Otra vez tú, octubre. Esta vez llegas arrasándolo todo, con la prisa en los talones. Como si se te cerrasen las puertas en plena lucha de gigantes. Y yo, que no puedo evitar pensar en lo que podría haber sido, decido mirar una vez más por la ventana; no vaya ser que un avioncito de papel aterrice en mi cuarto de baño (ese que se ha convertido en sala de té, despacho y rinconcito de pensar en los últimos meses) y me susurre que trae la combinación ganadora escrita en las alas. Imagino que de aviones saben en Teruel (allí parece que duermen todos los que no salen a surcar el cielo estos días), así que (resignada ante la falta de magia en el mundo) vuelvo a centrarme en lo mío, mientras le regalo a mis miedos una última cúpula en La Latina.

Después me dispongo a barrer los pedacitos de pensamientos que llenan este piso que tiembla en las alturas. ‘Qué mala pata’, pienso. ‘Ahora que ya me hacía gracia tu acento, nos toca hacer las maletas’. En cualquier caso, no te preocupes, que he decidido no hacer de esto un mar de lágrimas. Porque si bien a París lo he visto arder, a ti te he visto llorar (y eso que yo pasaba por aquí con ganas de cháchara, por aquello de darle tiempo de sanar a alguna que otra cicatriz). Así que volviendo al presente, parece que se nos ha echado el tiempo encima y me temo que me iré sin conocer la verdad de las calles del norte (al menos sí doy fe de que un domingo a primera hora de la mañana es posible ver unicornios por la Gran Vía).

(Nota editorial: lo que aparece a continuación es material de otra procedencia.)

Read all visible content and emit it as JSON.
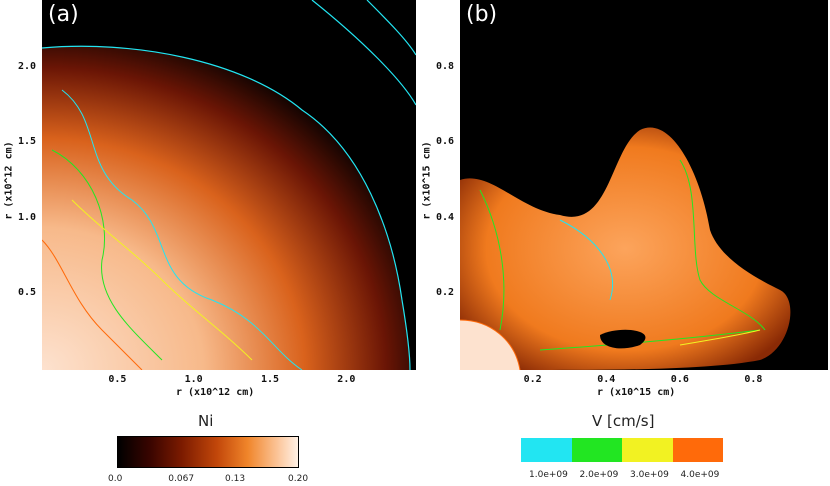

Y puede que sí, que me haya acostumbrado a dormir entre bares, librerías y heroínas de barrio. El caso es que lo he comprobado, y por el asfalto del sur se pisan los mejores versos de todo Madrid. Por eso vuelvo a plantarme en la esquina de Toledo con la Cebada y como sigue ilegible, pienso en escribir de nuevo con tiza ese que dice: ‘Eres mi rincón favorito de Madrid’.

Ya de camino a mi pasadizo medieval (dicen que antaño fue un foso de agua) paso por Disfraces Paco y, como el chico (siempre me pareció que tenía cara de Luís) ya se dispone a bajar la reja, respiro aliviada: ‘otra noche que no se escapan esos salvajes’. Después sonrío y pienso que, en realidad, todos llegamos a un lugar con más monstruos de los que nos llevamos cuando nos vamos. Imagino que ya habla la melancolía, esa que se adhiere como el musgo a las paredes de los pisos vacíos. Porque ahora sí. Se me han acabado las balas. Y aunque tú no lo sepas, yo sigo subiéndome a los cerros. Mientras repaso cúpulas y recorto siluetas de montañas, he de reconocer que es verdad, que algo tiene el cielo de Madrid. También confieso que cuando veo un rayo me pongo a contar mentalmente, con la esperanza de que esos aviones que duermen en Teruel aparezcan de pronto y vuelvan a dejar su rastro en el atardecer más vivo, como ese que te bebiste a sorbitos tras más de sesenta días de soledad.